Performance tuning cheatsheet

  • Choose the right quantization:

    • Q4_K_M: good balance of speed + quality on CPU.
    • Q5_K_M / Q6_K: higher quality; need more RAM/VRAM.
    • Q8: near‑fp16 quality; much larger memory.
  • Threads: -t $(nproc) usually best; try fewer on NUMA/thermal limits.

  • Context: -c 20484096 is typical; larger uses more RAM and can be slower.

  • GPU offload: --ngl N for llama.cpp; start small and increase until VRAM is full but not swapping.

  • Prompt caching (llama.cpp): --prompt-cache cache.bin speeds up repeated contexts.

  • Keep logs tidy with tmux:

tmux new -s llm './build/bin/llama-server -m model.gguf -c 4096 --port 8080 | tee server.log'

Real‑world examples

  • Private docs Q&A:

    • Convert PDFs to text, feed chunks to the model with a retrieval script.
  • On‑device coding helper:

    • Pipe snippets into ai for refactors without sending code off‑box.
  • Air‑gapped environments:

    • Pre‑download models; then run fully offline on secure machines.

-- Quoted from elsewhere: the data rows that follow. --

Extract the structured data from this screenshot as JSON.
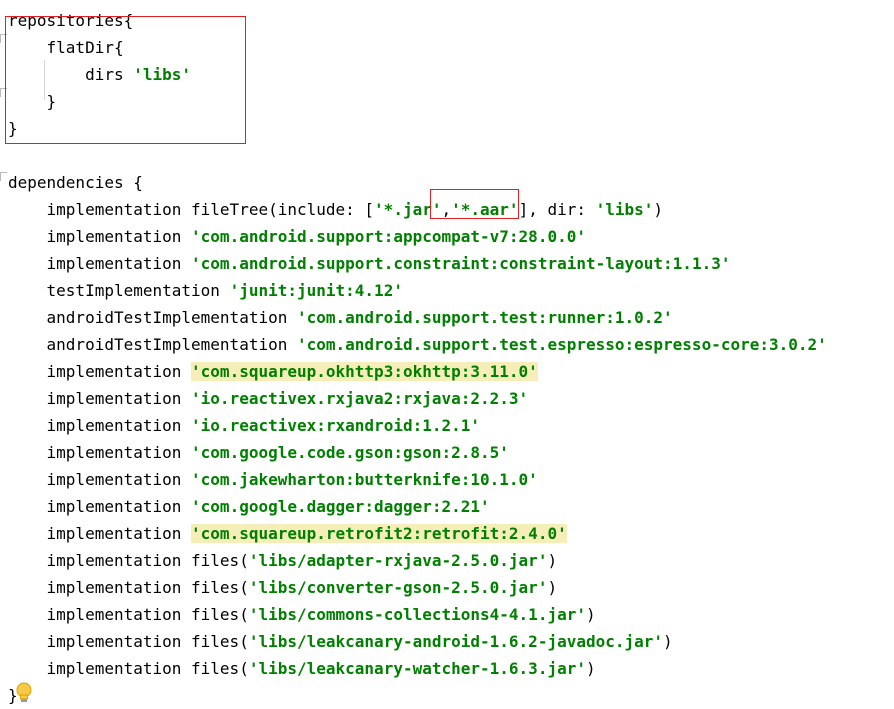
{
  "code": {
    "lines": [
      [
        {
          "t": "repositories{",
          "c": "plain"
        }
      ],
      [
        {
          "t": "    flatDir{",
          "c": "plain"
        }
      ],
      [
        {
          "t": "        dirs ",
          "c": "plain"
        },
        {
          "t": "'libs'",
          "c": "str"
        }
      ],
      [
        {
          "t": "    }",
          "c": "plain"
        }
      ],
      [
        {
          "t": "}",
          "c": "plain"
        }
      ],
      [],
      [
        {
          "t": "dependencies {",
          "c": "plain"
        }
      ],
      [
        {
          "t": "    implementation fileTree(include: [",
          "c": "plain"
        },
        {
          "t": "'*.jar'",
          "c": "str"
        },
        {
          "t": ",",
          "c": "plain"
        },
        {
          "t": "'*.aar'",
          "c": "str"
        },
        {
          "t": "], dir: ",
          "c": "plain"
        },
        {
          "t": "'libs'",
          "c": "str"
        },
        {
          "t": ")",
          "c": "plain"
        }
      ],
      [
        {
          "t": "    implementation ",
          "c": "plain"
        },
        {
          "t": "'com.android.support:appcompat-v7:28.0.0'",
          "c": "str"
        }
      ],
      [
        {
          "t": "    implementation ",
          "c": "plain"
        },
        {
          "t": "'com.android.support.constraint:constraint-layout:1.1.3'",
          "c": "str"
        }
      ],
      [
        {
          "t": "    testImplementation ",
          "c": "plain"
        },
        {
          "t": "'junit:junit:4.12'",
          "c": "str"
        }
      ],
      [
        {
          "t": "    androidTestImplementation ",
          "c": "plain"
        },
        {
          "t": "'com.android.support.test:runner:1.0.2'",
          "c": "str"
        }
      ],
      [
        {
          "t": "    androidTestImplementation ",
          "c": "plain"
        },
        {
          "t": "'com.android.support.test.espresso:espresso-core:3.0.2'",
          "c": "str"
        }
      ],
      [
        {
          "t": "    implementation ",
          "c": "plain"
        },
        {
          "t": "'com.squareup.okhttp3:okhttp:3.11.0'",
          "c": "str hl"
        }
      ],
      [
        {
          "t": "    implementation ",
          "c": "plain"
        },
        {
          "t": "'io.reactivex.rxjava2:rxjava:2.2.3'",
          "c": "str"
        }
      ],
      [
        {
          "t": "    implementation ",
          "c": "plain"
        },
        {
          "t": "'io.reactivex:rxandroid:1.2.1'",
          "c": "str"
        }
      ],
      [
        {
          "t": "    implementation ",
          "c": "plain"
        },
        {
          "t": "'com.google.code.gson:gson:2.8.5'",
          "c": "str"
        }
      ],
      [
        {
          "t": "    implementation ",
          "c": "plain"
        },
        {
          "t": "'com.jakewharton:butterknife:10.1.0'",
          "c": "str"
        }
      ],
      [
        {
          "t": "    implementation ",
          "c": "plain"
        },
        {
          "t": "'com.google.dagger:dagger:2.21'",
          "c": "str"
        }
      ],
      [
        {
          "t": "    implementation ",
          "c": "plain"
        },
        {
          "t": "'com.squareup.retrofit2:retrofit:2.4.0'",
          "c": "str hl"
        }
      ],
      [
        {
          "t": "    implementation files(",
          "c": "plain"
        },
        {
          "t": "'libs/adapter-rxjava-2.5.0.jar'",
          "c": "str"
        },
        {
          "t": ")",
          "c": "plain"
        }
      ],
      [
        {
          "t": "    implementation files(",
          "c": "plain"
        },
        {
          "t": "'libs/converter-gson-2.5.0.jar'",
          "c": "str"
        },
        {
          "t": ")",
          "c": "plain"
        }
      ],
      [
        {
          "t": "    implementation files(",
          "c": "plain"
        },
        {
          "t": "'libs/commons-collections4-4.1.jar'",
          "c": "str"
        },
        {
          "t": ")",
          "c": "plain"
        }
      ],
      [
        {
          "t": "    implementation files(",
          "c": "plain"
        },
        {
          "t": "'libs/leakcanary-android-1.6.2-javadoc.jar'",
          "c": "str"
        },
        {
          "t": ")",
          "c": "plain"
        }
      ],
      [
        {
          "t": "    implementation files(",
          "c": "plain"
        },
        {
          "t": "'libs/leakcanary-watcher-1.6.3.jar'",
          "c": "str"
        },
        {
          "t": ")",
          "c": "plain"
        }
      ],
      [
        {
          "t": "}",
          "c": "plain"
        }
      ]
    ]
  },
  "colors": {
    "string": "#008000",
    "highlight": "#f5eeb8",
    "annotation_box": "#e02020"
  },
  "icons": {
    "intention": "lightbulb-icon"
  }
}
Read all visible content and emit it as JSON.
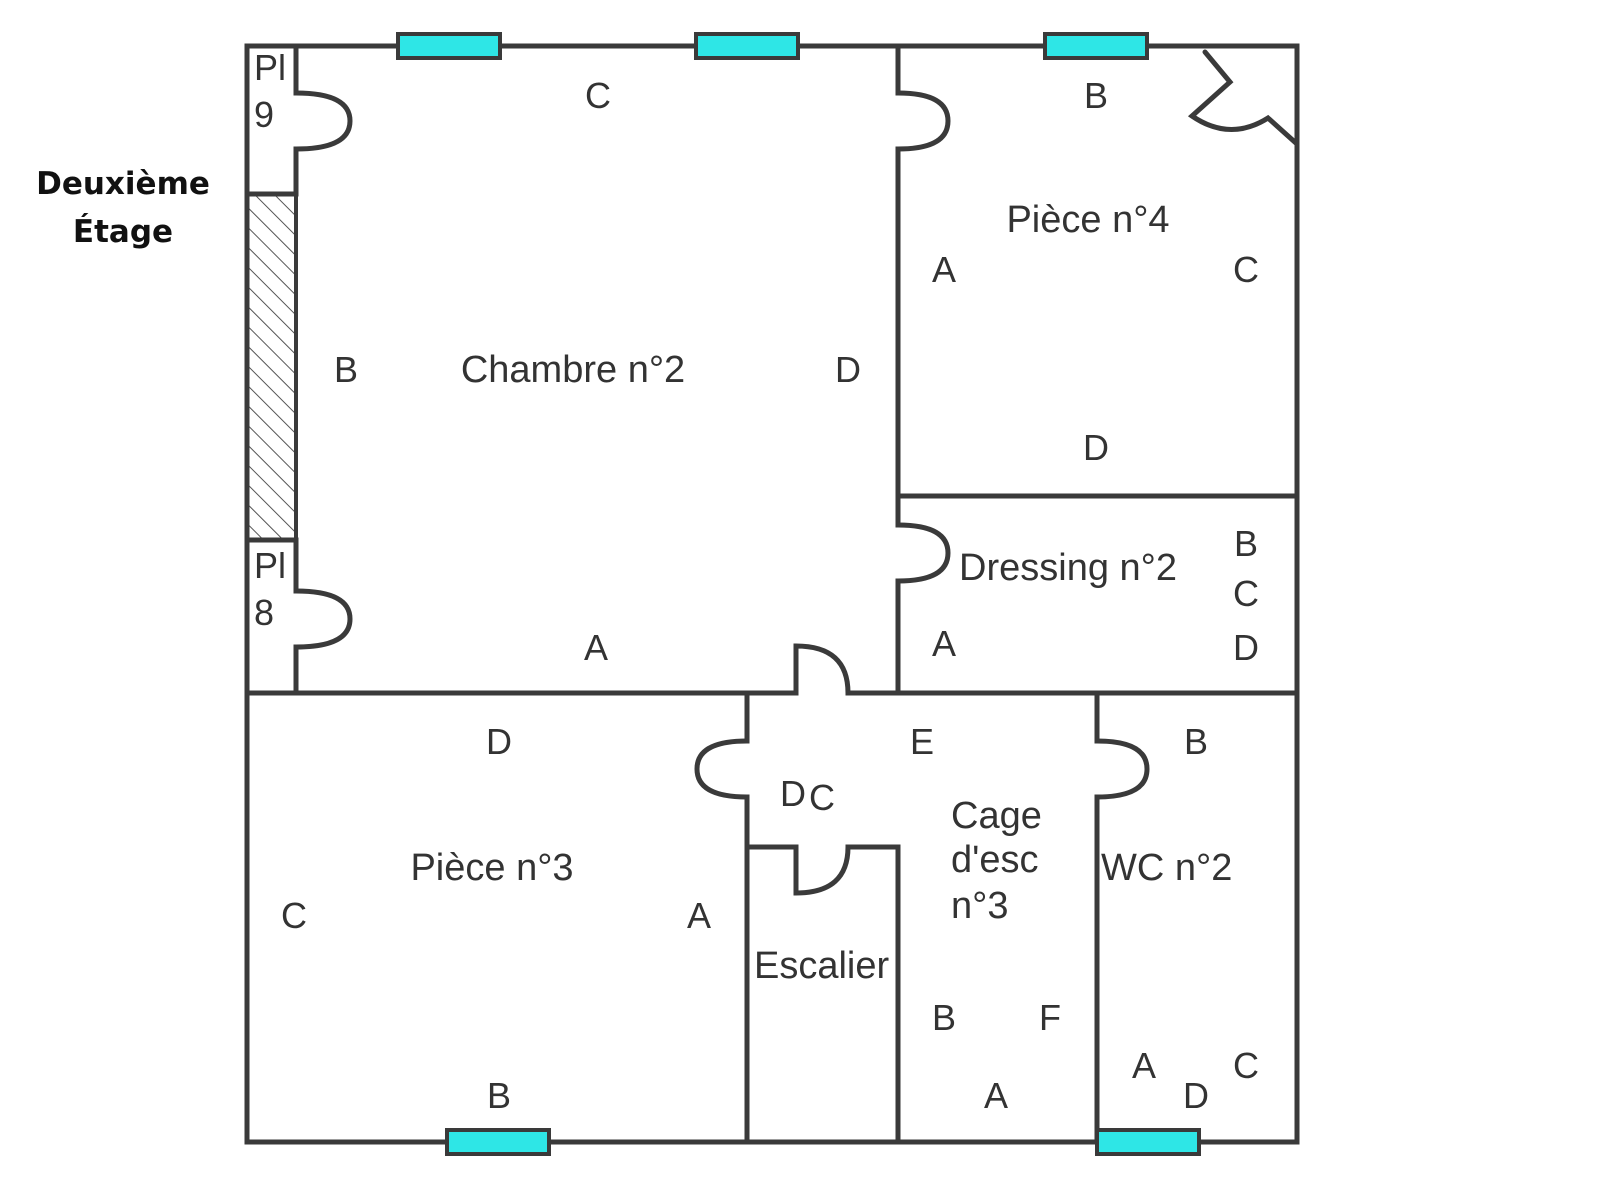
{
  "floor_title": {
    "line1": "Deuxième",
    "line2": "Étage"
  },
  "colors": {
    "wall": "#3a3a3a",
    "window": "#2ee6e6",
    "hatch": "#555555",
    "text": "#333333"
  },
  "rooms": {
    "chambre2": "Chambre n°2",
    "piece4": "Pièce n°4",
    "dressing2": "Dressing n°2",
    "piece3": "Pièce n°3",
    "escalier": "Escalier",
    "cage_line1": "Cage",
    "cage_line2": "d'esc",
    "cage_line3": "n°3",
    "wc2": "WC n°2",
    "pl9_line1": "Pl",
    "pl9_line2": "9",
    "pl8_line1": "Pl",
    "pl8_line2": "8"
  },
  "walls": {
    "chambre2": {
      "a": "A",
      "b": "B",
      "c": "C",
      "d": "D"
    },
    "piece4": {
      "a": "A",
      "b": "B",
      "c": "C",
      "d": "D"
    },
    "dressing2": {
      "a": "A",
      "b": "B",
      "c": "C",
      "d": "D"
    },
    "piece3": {
      "a": "A",
      "b": "B",
      "c": "C",
      "d": "D"
    },
    "landing": {
      "d": "D",
      "c": "C",
      "e": "E"
    },
    "cage3": {
      "a": "A",
      "b": "B",
      "f": "F"
    },
    "wc2": {
      "a": "A",
      "b": "B",
      "c": "C",
      "d": "D"
    }
  }
}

Model licensing reminder: Many weights are for research/non‑commercial use. Always check the model’s license before deploying.


Conclusion and next steps

You now have two solid paths to run local LLMs on Linux:

  • Need the fastest setup and an HTTP API out of the box? Install Ollama and pull a chat model.

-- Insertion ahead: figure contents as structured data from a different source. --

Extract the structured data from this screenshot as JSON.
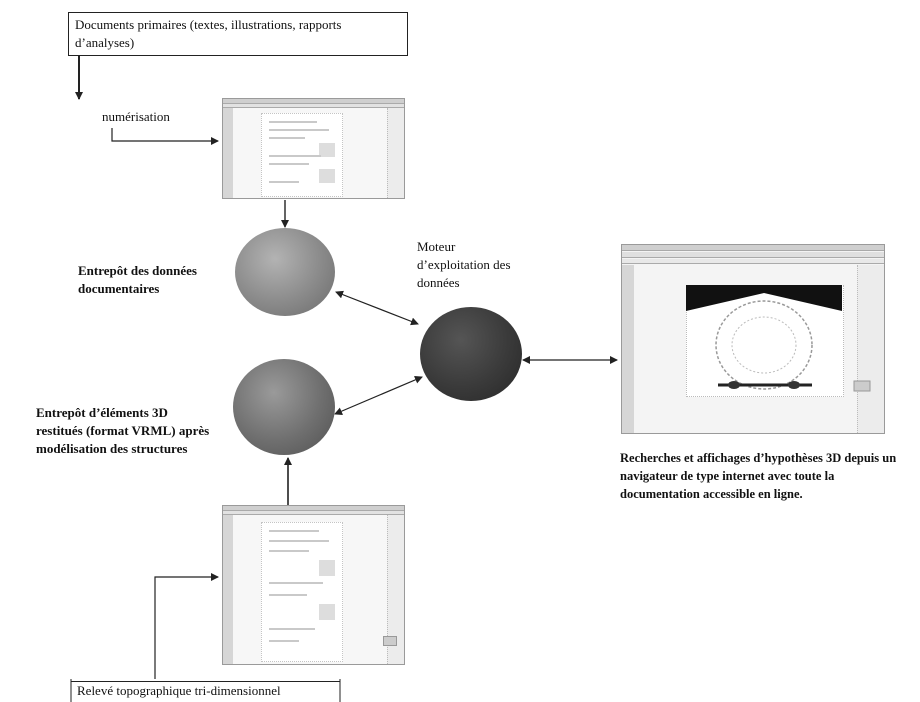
{
  "nodes": {
    "documents_primaires": "Documents primaires (textes, illustrations, rapports d’analyses)",
    "numerisation": "numérisation",
    "entrepot_donnees": "Entrepôt des données documentaires",
    "moteur": "Moteur d’exploitation des données",
    "entrepot_3d": "Entrepôt d’éléments 3D restitués (format VRML) après modélisation des structures",
    "recherches": "Recherches et affichages d’hypothèses 3D depuis un navigateur de type internet avec toute la documentation accessible en ligne.",
    "releve": "Relevé topographique tri-dimensionnel"
  },
  "colors": {
    "entrepot_donnees_fill": "#8a8a8a",
    "entrepot_3d_fill": "#6f6f6f",
    "moteur_fill": "#3a3a3a",
    "arrow": "#222222"
  },
  "icons": {
    "document_screenshot": "scanned-document-window",
    "vrml_viewer": "3d-viewer-window"
  }
}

  • Want knobs to turn and maximum control? Build llama.cpp, pick a GGUF, and script it in Bash.

Your next steps: 1) Install the tooling (apt/dnf/zypper commands above). 2) Pick a model and run your first prompt. 3) Drop the ai() function into your shell and start automating.

If this helped, try swapping models, tuning quantization, and wiring your local LLM into a script you already use daily. Happy hacking!